42. Process for obtaining a pharmaceutical composition, according to claim 38, characterized in that the local anesthetic is partially encapsulated in liposomes.

43. Process for obtaining a pharmaceutical composition, according to claim 38, characterized in that the levigating agent is selected from: white mineral oil, glycerine, propylene glycol, polyethylene glycol 400, castor oil, cotton oil, polysorbate 80.

44. Process for obtaining a pharmaceutical composition, according to claim 43, characterized in that the levigating agent utilized is propylene glycol.

45. Process for obtaining a pharmaceutical composition, according to claim 38, characterized in that the gelling agent is a carboxyvinyl polymer.

46. Process for obtaining a pharmaceutical composition, according to claim 45, characterized in that the carboxyvinyl polymer is Carbopol 934.

47. Process for obtaining a pharmaceutical composition, according to claim 38, characterized in that the preservative is methylparaben.

48. Process for obtaining a pharmaceutical composition, according to claim 38, characterized in that the wetting agent is selected from: glycerine, sorbitol, propylene glycol, PEG 400, or any mixture thereof.

49. Process for obtaining a pharmaceutical composition, according to claim 48, characterized in that the wetting agent utilized is glycerine.

50. Process for obtaining a pharmaceutical composition, according to claim 38, characterized in that a sweetener is added.

51. Process for obtaining a pharmaceutical composition, according to claim 50, characterized in that the sweetener is selected from: saccharin, stevia, aspartame.

52. Process for obtaining a pharmaceutical composition, according to claim 38, characterized in that the alkalizing agent comprises an inorganic base or low molecular weight amine.

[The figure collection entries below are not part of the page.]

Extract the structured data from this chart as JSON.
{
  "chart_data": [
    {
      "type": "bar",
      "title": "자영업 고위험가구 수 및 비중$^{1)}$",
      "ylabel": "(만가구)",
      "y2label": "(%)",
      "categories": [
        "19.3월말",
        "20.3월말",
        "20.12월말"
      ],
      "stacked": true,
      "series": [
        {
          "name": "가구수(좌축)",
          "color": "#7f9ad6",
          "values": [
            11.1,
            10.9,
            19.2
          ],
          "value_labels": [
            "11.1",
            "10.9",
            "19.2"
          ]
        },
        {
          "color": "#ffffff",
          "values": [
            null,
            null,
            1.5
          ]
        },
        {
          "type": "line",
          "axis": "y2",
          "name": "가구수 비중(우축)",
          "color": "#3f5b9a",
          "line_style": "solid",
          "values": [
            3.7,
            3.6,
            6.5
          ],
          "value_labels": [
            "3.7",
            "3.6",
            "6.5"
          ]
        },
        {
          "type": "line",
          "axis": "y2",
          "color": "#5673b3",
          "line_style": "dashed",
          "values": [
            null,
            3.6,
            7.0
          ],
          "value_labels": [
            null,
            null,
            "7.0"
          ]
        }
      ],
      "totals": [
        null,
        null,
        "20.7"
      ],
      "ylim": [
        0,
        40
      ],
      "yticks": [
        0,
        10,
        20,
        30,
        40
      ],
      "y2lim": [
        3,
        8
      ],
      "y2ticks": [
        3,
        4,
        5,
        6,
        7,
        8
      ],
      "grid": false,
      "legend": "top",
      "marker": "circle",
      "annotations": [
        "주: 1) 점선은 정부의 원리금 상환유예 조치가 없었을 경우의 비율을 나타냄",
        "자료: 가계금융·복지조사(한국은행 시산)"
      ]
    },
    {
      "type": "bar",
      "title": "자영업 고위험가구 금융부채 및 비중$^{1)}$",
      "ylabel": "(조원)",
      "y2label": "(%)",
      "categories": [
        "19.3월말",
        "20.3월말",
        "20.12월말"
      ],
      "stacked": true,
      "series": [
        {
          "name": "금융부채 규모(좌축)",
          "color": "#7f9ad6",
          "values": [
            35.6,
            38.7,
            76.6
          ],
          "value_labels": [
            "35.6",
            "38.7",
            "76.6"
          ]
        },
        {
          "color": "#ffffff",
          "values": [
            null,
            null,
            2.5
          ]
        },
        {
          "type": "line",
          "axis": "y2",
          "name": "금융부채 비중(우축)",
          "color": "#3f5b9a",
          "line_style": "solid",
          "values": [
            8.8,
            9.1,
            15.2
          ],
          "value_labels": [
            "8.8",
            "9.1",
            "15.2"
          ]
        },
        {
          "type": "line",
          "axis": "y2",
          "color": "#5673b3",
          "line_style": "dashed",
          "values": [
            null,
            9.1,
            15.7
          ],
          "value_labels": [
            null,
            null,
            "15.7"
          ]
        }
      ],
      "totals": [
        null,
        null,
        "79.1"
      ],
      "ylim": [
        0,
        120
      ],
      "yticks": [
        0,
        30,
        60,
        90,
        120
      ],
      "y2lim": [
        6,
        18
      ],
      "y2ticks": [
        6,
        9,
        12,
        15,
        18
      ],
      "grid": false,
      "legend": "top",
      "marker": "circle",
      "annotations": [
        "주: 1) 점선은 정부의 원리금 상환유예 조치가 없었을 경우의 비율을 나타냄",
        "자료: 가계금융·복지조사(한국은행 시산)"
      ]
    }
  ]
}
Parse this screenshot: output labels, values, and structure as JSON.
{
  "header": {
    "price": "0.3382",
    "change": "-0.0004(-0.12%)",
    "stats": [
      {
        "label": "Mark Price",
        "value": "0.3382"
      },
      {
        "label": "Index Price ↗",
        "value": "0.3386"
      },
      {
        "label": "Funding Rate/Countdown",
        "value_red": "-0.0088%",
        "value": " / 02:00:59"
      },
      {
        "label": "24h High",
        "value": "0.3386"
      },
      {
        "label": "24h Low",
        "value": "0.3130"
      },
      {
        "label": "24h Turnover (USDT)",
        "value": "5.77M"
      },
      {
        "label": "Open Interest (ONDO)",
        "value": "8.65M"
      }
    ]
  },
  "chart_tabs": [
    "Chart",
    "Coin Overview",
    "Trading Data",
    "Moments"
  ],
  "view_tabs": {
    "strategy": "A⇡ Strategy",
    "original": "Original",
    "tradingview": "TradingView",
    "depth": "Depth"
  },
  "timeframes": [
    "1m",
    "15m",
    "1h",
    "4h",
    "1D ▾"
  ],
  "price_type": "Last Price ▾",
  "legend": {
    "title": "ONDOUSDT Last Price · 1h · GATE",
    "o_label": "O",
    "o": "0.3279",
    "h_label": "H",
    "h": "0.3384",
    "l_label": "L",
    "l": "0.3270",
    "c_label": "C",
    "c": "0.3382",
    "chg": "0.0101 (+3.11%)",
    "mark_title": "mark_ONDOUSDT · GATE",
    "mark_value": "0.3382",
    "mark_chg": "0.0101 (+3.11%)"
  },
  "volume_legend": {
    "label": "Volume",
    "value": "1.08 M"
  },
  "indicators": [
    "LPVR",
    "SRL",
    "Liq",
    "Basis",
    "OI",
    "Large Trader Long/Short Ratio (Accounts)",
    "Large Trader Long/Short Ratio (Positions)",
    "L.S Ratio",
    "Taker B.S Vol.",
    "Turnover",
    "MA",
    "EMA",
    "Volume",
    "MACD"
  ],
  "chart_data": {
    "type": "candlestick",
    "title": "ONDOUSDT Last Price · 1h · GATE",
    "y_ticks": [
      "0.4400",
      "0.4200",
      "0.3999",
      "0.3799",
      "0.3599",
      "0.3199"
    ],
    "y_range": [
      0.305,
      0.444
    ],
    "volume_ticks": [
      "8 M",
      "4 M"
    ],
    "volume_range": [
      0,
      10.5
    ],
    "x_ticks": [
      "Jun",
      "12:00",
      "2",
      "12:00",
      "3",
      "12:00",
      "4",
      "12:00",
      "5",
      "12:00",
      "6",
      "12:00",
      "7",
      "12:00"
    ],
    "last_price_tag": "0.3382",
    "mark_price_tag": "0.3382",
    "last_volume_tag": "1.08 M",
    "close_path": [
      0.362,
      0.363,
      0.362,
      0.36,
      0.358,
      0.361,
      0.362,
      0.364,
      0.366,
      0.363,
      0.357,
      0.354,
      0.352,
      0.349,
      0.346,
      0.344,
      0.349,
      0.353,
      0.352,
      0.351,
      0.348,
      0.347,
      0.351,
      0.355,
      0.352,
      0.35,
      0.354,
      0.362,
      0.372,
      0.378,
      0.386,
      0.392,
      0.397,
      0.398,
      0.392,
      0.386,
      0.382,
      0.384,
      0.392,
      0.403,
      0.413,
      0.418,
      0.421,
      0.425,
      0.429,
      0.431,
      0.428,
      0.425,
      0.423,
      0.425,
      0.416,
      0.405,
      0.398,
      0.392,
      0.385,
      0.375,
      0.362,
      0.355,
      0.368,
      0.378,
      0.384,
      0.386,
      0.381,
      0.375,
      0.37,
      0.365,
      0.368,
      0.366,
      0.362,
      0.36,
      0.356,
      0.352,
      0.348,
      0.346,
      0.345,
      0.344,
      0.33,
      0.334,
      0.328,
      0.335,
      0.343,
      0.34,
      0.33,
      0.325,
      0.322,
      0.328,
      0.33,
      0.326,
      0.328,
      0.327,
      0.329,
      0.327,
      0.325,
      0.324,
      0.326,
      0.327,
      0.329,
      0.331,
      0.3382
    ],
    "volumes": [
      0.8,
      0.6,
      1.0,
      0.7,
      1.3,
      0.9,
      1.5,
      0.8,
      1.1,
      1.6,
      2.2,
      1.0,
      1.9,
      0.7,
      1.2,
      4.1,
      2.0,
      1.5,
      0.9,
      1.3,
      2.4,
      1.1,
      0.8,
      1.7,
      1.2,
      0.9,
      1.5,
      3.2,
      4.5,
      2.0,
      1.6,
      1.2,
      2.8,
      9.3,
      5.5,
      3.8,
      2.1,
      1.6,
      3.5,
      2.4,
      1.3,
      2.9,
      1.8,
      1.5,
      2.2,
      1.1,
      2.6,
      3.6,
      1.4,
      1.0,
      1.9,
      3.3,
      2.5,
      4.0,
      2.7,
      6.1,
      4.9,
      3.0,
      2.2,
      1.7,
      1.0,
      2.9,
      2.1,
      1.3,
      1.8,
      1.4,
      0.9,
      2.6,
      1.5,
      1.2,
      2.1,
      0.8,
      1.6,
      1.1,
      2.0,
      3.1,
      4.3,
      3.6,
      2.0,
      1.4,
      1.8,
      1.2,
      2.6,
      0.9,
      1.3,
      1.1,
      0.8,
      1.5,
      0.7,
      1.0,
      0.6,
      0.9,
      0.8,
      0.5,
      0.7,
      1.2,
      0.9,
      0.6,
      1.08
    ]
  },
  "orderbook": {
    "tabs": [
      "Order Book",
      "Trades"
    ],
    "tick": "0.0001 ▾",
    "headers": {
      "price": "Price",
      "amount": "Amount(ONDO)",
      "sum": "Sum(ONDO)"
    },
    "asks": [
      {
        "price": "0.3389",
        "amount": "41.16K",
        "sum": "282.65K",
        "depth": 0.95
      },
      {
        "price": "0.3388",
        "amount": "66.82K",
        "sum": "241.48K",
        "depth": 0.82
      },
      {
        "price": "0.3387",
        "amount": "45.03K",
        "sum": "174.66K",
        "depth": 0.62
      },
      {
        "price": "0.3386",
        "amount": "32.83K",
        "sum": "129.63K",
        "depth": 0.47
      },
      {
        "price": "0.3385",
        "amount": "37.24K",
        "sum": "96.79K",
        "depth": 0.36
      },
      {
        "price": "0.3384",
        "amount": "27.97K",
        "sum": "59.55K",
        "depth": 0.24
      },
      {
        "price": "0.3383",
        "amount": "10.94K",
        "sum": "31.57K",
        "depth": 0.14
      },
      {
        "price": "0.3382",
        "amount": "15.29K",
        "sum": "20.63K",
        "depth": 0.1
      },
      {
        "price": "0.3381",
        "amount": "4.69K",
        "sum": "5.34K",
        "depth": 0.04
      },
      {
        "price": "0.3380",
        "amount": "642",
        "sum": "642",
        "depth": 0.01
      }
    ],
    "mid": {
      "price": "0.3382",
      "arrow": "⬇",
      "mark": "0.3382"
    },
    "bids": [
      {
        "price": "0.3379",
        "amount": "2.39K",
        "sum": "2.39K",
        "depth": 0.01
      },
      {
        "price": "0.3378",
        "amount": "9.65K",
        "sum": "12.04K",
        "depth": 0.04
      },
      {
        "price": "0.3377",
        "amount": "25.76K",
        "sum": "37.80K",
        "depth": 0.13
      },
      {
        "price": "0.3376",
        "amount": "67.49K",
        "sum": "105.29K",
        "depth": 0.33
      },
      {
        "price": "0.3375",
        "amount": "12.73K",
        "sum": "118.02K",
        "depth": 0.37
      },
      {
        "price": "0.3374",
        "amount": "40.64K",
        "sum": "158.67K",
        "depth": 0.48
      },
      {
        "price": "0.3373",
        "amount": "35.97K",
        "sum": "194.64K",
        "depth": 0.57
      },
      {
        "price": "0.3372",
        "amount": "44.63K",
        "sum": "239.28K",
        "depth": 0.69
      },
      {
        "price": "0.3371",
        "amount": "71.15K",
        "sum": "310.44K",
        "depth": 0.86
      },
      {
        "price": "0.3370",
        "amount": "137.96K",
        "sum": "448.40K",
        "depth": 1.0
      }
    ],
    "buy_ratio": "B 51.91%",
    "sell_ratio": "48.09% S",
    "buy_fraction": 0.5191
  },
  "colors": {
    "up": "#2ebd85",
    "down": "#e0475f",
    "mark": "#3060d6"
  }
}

53. Process for obtaining a pharmaceutical composition, according to claim 52, characterized in that the inorganic base is sodium hydroxide.

54. Process for obtaining a pharmaceutical composition, according to claim 52, characterized in that the low molecular weight amine is triethanolamine.

55. Product, characterized in that it comprises a pharmaceutical composition as defined in any one of claims 1 to 34.

56. Method of pain treatment, characterized in that it comprises the application of a pharmaceutical composition as defined in any one of claims 1 to 34 to a person who is in need of said treatment.